I just failed a prep exam for the second time! I have been told that I might not have the mental capacity for nursing. Then I just left 2 hours early and fell asleep on the bus, bringing me to some unknown place. Life is shit, why am I even bothering? I hate myself. I'm 25 and still don't have my shit together. I haven't even managed to finish any kind of proper job training. My former bullies are out there being lawyers, engineers, pharmacists and physicians. What kind of human trash am I to deserve this?
If you're trying to go for a nursing 'career', particularly in Germany at present, you're not human trash. You're quite, quite the contrary. You're the forgotten backbone of our failing social security system.
At 25, I didn't have my shit together. My brother didn't. God almighty my sister didn't. All of us have experienced hilarous failures, then performed a total 180 in our initially chosen professions (one of us way way way past the age 30 mark) to get that shit together eventually. And a job in which you're not doing well for a whole lot of possible reasons will always be accompanied by assholes who insult your intelligence as a default explanation.

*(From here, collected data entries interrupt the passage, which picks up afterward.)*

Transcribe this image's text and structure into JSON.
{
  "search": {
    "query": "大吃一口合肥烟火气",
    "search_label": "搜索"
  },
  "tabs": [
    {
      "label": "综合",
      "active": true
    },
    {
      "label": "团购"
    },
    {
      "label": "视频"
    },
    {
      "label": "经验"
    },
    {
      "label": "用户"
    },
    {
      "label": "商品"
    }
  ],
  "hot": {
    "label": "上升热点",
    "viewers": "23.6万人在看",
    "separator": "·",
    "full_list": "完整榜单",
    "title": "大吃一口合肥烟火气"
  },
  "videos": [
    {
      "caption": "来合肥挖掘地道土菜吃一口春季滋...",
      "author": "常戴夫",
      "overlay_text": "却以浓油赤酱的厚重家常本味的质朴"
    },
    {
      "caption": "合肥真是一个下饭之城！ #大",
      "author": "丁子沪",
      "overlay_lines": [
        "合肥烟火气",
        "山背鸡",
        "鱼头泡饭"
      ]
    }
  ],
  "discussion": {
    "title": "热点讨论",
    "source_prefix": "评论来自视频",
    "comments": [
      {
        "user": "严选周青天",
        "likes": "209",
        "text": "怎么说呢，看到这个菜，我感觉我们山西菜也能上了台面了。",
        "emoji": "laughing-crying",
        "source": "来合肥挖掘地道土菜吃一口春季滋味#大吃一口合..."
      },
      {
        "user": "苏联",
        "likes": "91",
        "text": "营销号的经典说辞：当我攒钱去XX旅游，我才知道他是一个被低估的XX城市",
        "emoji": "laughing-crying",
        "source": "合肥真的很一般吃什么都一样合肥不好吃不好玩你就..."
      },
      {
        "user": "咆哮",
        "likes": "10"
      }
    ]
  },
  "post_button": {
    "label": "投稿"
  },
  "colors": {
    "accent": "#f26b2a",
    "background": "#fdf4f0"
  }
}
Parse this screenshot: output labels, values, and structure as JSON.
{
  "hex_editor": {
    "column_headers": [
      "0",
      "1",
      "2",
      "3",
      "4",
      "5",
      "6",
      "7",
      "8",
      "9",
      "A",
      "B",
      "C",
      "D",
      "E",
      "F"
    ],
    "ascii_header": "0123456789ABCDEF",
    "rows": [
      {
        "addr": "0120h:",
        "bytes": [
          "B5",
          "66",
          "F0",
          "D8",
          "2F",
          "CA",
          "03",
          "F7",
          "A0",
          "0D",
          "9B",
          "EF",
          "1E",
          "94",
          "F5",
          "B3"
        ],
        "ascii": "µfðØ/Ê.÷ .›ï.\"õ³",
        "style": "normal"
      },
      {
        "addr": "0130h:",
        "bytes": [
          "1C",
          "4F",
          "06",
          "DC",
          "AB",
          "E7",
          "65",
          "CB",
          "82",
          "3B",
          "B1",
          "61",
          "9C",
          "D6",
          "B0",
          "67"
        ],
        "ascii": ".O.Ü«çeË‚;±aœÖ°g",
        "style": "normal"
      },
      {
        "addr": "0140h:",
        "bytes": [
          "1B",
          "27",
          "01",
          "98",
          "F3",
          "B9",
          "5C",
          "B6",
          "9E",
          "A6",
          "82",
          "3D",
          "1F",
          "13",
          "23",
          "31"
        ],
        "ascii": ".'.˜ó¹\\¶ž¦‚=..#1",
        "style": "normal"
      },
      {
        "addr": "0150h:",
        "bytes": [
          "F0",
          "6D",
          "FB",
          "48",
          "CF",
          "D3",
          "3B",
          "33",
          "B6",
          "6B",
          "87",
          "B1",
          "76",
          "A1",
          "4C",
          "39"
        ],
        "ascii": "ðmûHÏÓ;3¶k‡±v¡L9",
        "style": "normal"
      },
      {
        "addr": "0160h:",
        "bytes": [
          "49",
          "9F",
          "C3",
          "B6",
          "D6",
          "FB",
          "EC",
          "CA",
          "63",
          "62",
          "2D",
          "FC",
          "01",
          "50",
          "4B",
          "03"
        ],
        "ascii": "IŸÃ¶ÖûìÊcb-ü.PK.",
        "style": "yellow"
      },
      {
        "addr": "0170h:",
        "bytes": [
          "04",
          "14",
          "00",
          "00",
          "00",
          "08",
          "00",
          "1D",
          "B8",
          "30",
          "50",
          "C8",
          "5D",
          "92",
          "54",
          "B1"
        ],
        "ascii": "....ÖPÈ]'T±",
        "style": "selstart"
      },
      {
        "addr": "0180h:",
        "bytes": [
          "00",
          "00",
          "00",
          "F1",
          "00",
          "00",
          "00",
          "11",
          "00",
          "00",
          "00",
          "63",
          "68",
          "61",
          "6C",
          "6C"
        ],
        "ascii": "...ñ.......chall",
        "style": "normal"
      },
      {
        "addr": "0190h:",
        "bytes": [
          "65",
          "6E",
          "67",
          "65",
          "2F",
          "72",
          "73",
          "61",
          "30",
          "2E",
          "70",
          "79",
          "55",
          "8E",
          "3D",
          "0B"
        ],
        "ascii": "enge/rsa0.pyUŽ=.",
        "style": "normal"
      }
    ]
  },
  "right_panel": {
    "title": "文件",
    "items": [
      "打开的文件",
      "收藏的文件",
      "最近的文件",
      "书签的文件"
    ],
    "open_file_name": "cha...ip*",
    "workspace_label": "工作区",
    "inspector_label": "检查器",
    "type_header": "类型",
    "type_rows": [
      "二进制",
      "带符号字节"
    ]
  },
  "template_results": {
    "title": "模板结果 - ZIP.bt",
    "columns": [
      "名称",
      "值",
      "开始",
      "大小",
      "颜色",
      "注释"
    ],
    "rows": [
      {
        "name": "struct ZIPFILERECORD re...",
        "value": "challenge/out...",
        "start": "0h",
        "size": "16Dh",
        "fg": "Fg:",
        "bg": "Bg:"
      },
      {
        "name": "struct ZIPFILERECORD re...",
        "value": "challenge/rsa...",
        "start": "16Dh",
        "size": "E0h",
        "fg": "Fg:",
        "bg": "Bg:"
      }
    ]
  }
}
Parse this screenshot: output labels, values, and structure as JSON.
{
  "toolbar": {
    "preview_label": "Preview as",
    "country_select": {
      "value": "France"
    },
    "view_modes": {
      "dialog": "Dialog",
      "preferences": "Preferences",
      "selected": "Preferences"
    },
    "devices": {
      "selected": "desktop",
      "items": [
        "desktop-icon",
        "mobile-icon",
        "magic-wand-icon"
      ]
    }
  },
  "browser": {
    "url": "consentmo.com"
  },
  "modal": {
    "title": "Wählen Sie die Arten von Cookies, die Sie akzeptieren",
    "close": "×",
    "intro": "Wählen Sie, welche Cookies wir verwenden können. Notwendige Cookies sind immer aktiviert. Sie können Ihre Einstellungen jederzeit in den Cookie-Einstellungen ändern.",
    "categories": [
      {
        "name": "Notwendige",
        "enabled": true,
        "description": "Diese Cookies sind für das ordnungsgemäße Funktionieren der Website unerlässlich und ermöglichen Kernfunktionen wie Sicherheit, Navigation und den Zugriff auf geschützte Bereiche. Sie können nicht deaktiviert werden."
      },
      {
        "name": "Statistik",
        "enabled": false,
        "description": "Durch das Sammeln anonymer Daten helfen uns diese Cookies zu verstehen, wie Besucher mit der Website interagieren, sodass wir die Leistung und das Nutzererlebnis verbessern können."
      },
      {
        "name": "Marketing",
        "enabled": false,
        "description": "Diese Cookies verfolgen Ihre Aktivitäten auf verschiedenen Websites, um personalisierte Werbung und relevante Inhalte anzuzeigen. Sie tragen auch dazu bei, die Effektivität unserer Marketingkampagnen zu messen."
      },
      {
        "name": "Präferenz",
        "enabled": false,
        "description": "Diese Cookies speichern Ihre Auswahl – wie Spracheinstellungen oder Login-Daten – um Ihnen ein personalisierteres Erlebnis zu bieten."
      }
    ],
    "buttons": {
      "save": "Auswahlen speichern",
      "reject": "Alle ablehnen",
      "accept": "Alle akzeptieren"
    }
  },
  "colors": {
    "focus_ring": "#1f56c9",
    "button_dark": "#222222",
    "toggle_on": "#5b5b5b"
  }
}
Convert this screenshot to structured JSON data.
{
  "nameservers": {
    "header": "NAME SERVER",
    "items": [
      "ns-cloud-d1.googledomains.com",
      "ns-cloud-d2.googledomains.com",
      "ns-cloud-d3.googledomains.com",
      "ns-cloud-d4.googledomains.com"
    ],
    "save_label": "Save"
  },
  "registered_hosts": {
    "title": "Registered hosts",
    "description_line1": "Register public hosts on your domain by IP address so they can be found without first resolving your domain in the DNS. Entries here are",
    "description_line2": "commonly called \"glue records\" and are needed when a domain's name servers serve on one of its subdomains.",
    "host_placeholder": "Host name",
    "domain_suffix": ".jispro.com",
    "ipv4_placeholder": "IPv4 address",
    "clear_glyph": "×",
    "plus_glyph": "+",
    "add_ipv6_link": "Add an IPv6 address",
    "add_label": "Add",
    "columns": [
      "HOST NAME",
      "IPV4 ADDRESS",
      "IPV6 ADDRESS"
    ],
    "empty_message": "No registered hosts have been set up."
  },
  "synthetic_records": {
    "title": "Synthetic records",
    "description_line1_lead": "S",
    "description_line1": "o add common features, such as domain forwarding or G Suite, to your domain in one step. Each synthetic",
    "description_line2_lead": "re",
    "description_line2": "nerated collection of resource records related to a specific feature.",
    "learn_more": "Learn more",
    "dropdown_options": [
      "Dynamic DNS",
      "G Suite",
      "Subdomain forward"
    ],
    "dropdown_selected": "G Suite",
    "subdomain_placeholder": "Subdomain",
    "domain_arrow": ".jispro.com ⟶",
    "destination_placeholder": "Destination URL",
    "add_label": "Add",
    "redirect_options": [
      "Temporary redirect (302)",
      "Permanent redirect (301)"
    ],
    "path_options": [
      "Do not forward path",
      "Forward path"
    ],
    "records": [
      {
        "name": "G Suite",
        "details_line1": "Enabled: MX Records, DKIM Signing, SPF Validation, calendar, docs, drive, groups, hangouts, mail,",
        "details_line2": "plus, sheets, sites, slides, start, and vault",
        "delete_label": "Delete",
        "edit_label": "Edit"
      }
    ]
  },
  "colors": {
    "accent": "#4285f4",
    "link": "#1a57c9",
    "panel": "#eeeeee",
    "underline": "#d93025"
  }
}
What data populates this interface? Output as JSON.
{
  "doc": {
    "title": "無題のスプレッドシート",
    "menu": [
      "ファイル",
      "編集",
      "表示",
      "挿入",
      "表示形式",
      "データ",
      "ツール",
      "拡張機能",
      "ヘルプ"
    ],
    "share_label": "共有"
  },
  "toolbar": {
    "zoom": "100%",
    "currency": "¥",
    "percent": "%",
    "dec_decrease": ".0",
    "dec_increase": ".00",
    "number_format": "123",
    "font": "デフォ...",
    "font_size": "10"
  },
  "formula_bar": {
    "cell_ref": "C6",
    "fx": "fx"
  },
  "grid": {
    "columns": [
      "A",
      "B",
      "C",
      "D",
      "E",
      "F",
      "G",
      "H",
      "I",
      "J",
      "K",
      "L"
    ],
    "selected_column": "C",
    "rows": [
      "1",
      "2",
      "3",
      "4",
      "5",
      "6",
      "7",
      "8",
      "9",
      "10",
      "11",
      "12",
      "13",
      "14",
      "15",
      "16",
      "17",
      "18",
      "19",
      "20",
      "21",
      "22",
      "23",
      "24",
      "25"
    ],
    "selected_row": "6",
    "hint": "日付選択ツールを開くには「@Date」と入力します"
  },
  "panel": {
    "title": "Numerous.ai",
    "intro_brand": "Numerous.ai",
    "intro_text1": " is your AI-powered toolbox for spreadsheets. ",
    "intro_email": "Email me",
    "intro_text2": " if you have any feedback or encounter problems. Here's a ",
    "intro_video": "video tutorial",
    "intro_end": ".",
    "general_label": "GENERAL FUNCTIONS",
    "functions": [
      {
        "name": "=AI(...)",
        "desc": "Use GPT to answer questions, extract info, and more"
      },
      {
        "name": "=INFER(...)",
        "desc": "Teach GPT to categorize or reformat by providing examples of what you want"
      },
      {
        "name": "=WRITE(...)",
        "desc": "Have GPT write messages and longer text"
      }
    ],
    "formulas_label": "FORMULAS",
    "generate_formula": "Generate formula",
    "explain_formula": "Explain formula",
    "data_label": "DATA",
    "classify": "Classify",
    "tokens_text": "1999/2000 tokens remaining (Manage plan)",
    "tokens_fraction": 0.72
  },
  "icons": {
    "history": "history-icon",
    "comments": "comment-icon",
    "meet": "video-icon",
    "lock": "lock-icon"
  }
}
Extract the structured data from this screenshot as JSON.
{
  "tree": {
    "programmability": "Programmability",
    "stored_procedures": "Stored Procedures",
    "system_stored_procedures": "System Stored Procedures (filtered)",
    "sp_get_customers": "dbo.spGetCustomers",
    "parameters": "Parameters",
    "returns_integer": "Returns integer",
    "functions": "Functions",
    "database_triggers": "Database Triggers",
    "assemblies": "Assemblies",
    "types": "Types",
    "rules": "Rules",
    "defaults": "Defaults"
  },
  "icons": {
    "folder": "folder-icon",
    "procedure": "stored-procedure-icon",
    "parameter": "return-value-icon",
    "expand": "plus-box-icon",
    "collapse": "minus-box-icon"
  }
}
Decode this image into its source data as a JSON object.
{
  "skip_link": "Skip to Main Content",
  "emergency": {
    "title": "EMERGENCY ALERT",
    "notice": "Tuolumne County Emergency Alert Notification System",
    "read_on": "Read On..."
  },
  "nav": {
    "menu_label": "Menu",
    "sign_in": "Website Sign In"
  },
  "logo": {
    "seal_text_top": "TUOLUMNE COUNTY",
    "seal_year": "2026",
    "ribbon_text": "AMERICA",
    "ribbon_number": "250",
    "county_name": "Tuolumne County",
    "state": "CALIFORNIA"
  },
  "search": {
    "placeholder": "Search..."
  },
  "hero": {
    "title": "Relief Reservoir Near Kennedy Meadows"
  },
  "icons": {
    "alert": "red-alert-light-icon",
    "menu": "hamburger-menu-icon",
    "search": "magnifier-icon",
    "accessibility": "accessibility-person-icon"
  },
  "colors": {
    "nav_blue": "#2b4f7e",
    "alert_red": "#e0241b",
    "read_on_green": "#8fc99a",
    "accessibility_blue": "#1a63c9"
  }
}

You're young, you're motivated, it seems that you've chosen a profession that's massively prone to produce burnouts, and it seems that's where you're going. So you can either find a miraculous way to de-stress or make totally new plans for your life.
And hear me out here: for those plans, you still have a LOT of time. You can still choose a new path at 45, I've seen some incredible examples from close relatives and friends.